In the same streets I had seen the riots. Those too, events of high intention but always destined, like the football team, to lose and be decimated by the cops; the superior team in this case.

Beautiful, lovely town full of reds and old rich people.

When I came there to live the riots were over and little attention was paid to the sports scene. A vast depression swept through the city, a deflation as though a rubber band has snapped and shriveled to nothing.

Bums were the heroes and pissed all over everything. The only energy came from a clot of nerds who were into computers and such, They kept raving about the future and, in retrospect, one can see they were right but at the time one dismissed them as stoned out nerds wanting to destroy the reality they had to deal with for something much more accommodating.

So, it was 1975 and I was wondering the streets like a lost, stray dog as the times passed; the only times for youth, when out was free and in charge, that brief moment when youth around the world is connected and knows it will succeed to power and remake everything in its image.

It was a dirty city and didn't seem to mind. Paper flurries were an on-going thing. Garbage was heaped in piles.
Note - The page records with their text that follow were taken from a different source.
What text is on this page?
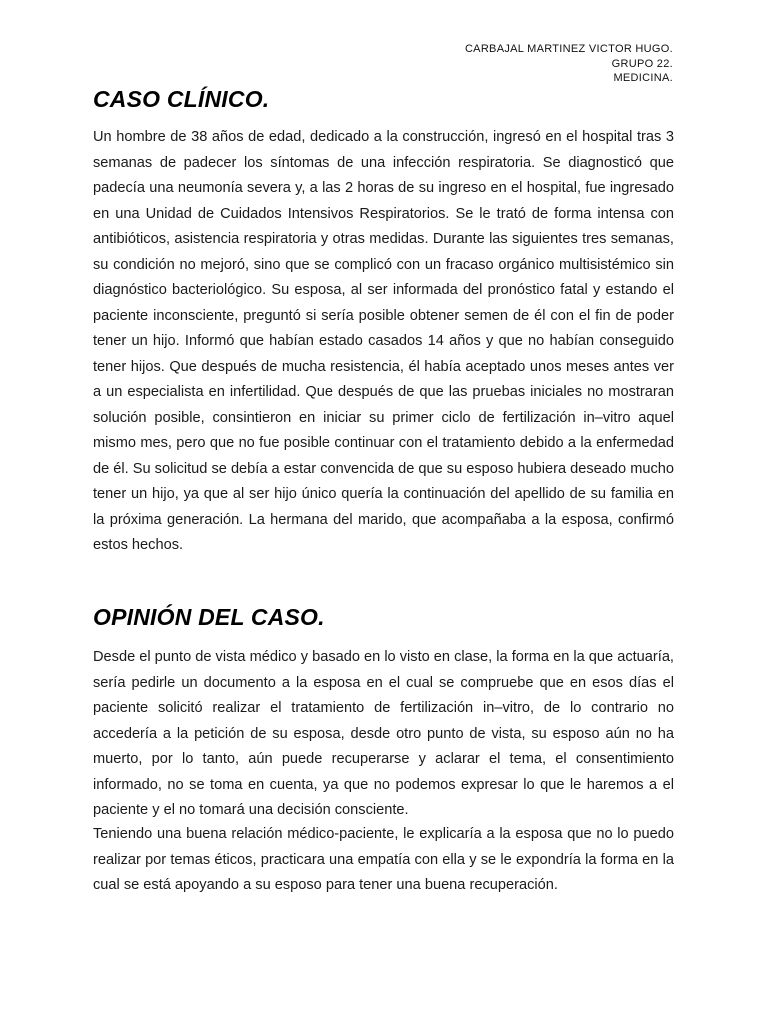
CARBAJAL MARTINEZ VICTOR HUGO.
GRUPO 22.
MEDICINA.
CASO CLÍNICO.

Un hombre de 38 años de edad, dedicado a la construcción, ingresó en el hospital tras 3 semanas de padecer los síntomas de una infección respiratoria. Se diagnosticó que padecía una neumonía severa y, a las 2 horas de su ingreso en el hospital, fue ingresado en una Unidad de Cuidados Intensivos Respiratorios. Se le trató de forma intensa con antibióticos, asistencia respiratoria y otras medidas. Durante las siguientes tres semanas, su condición no mejoró, sino que se complicó con un fracaso orgánico multisistémico sin diagnóstico bacteriológico. Su esposa, al ser informada del pronóstico fatal y estando el paciente inconsciente, preguntó si sería posible obtener semen de él con el fin de poder tener un hijo. Informó que habían estado casados 14 años y que no habían conseguido tener hijos. Que después de mucha resistencia, él había aceptado unos meses antes ver a un especialista en infertilidad. Que después de que las pruebas iniciales no mostraran solución posible, consintieron en iniciar su primer ciclo de fertilización in–vitro aquel mismo mes, pero que no fue posible continuar con el tratamiento debido a la enfermedad de él. Su solicitud se debía a estar convencida de que su esposo hubiera deseado mucho tener un hijo, ya que al ser hijo único quería la continuación del apellido de su familia en la próxima generación. La hermana del marido, que acompañaba a la esposa, confirmó estos hechos.

OPINIÓN DEL CASO.

Desde el punto de vista médico y basado en lo visto en clase, la forma en la que actuaría, sería pedirle un documento a la esposa en el cual se compruebe que en esos días el paciente solicitó realizar el tratamiento de fertilización in–vitro, de lo contrario no accedería a la petición de su esposa, desde otro punto de vista, su esposo aún no ha muerto, por lo tanto, aún puede recuperarse y aclarar el tema, el consentimiento informado, no se toma en cuenta, ya que no podemos expresar lo que le haremos a el paciente y el no tomará una decisión consciente.

Teniendo una buena relación médico-paciente, le explicaría a la esposa que no lo puedo realizar por temas éticos, practicara una empatía con ella y se le expondría la forma en la cual se está apoyando a su esposo para tener una buena recuperación.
Old clothes were put in boxes and deposited in one of the many parks. Old, dried pizza's were spattered on the sidewalks. Dog shit was everywhere. It was one of those periods of time when it was hip to be barbaric. To be civilized was not looked upon kindly. It was seen as a mask for slave owners and killers of other people in wars no one benefited from.
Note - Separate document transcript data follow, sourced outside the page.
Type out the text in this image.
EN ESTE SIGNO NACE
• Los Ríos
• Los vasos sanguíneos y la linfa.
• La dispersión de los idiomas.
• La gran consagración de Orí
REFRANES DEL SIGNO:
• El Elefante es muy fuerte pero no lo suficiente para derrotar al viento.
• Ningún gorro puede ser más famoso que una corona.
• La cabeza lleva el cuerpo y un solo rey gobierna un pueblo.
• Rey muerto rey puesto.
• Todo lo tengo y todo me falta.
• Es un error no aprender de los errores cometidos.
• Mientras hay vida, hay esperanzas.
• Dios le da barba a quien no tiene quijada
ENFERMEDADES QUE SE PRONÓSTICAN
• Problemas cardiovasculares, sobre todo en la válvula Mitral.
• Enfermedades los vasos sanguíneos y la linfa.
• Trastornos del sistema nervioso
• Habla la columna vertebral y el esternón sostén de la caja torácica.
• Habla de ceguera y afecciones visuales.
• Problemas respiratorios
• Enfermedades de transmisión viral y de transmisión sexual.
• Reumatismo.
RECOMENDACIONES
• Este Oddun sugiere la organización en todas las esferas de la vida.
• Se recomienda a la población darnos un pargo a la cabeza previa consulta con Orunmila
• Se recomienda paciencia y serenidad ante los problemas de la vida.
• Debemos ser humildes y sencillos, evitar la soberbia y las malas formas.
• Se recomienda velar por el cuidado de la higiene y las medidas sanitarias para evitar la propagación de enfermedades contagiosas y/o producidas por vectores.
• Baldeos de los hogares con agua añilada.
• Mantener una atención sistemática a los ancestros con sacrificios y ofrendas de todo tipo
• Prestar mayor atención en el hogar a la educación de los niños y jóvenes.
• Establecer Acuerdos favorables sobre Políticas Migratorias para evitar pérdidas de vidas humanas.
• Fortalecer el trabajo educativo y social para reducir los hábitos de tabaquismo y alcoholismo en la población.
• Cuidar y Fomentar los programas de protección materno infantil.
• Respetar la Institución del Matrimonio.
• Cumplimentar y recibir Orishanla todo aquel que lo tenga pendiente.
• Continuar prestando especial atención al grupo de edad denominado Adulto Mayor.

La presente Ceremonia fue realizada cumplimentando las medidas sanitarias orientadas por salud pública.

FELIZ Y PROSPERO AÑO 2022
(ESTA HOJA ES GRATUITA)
Perhaps the secret to Berkeley was that it believed that "madness was the 13th Muse." There were more than a few Andre Breton's in Berkeley, certainly Artuad's. They were not idealists. The idealists, suprisingly, existed in that technical/nerd community that had the grand idea of putting computing power in small, accessible boxes.

This group was infamous for their naivete. And yet they brought something Berkeley was void of which was practical sense.

Berkeley was like a body with the lower parts down in the flats, the belly and chest in the student area and the head up in the hills. Assuming the head was the stabilizing aspect of the body at least people stayed around in the hills. In the hills and down below in the flats people took root. In the middle their was constant movement in and out of streets, cars, apartments, and houses.

Berkeley was infected with that kind of European intellectual flavor that is so suave in its nihilism. A brain that thinks is as apt to try and revenge itself on the world as a person who is abused. And if no one thinks and one group thinks then what is a young person to do?

There were excellent questions raised at that time and when questions appear, when cracks open up from the way in which one has always viewed the world, when the establishment is no longer the fount of authority, then all kinds of things come rushing into play. That moment is a crucial one as the writer wrestles with these questions, more questions, all questions, no questions just the putrid universe and its odd creatures. It was no mystery why science fiction was the genre of choice in those days.

Berkeley always denied the massification of the larger world. That was its essential charm. Every individual would count in Berkeley. A kind of perfect democracy would exist. And at times it approached that point. It had a very salutary effect on people who were used to "just living" and not worrying about these things. Not worrying about how the world takes for granted the integrity of self and democracy. On either side of this were cults and political ideology. It was, in some sense, a testing ground for the American soul.

There was not a part of Berkeley that I did not know fairly well. I lived in the Rockridge area, west Berkeley, up on Oxford Street, on Telegraph Avenue. I loved College Avenue, Solano, and Shattuck. Parts of Telegraph still retained the aura it had in the 60's but by the time I moved there it had decayed quite a bit.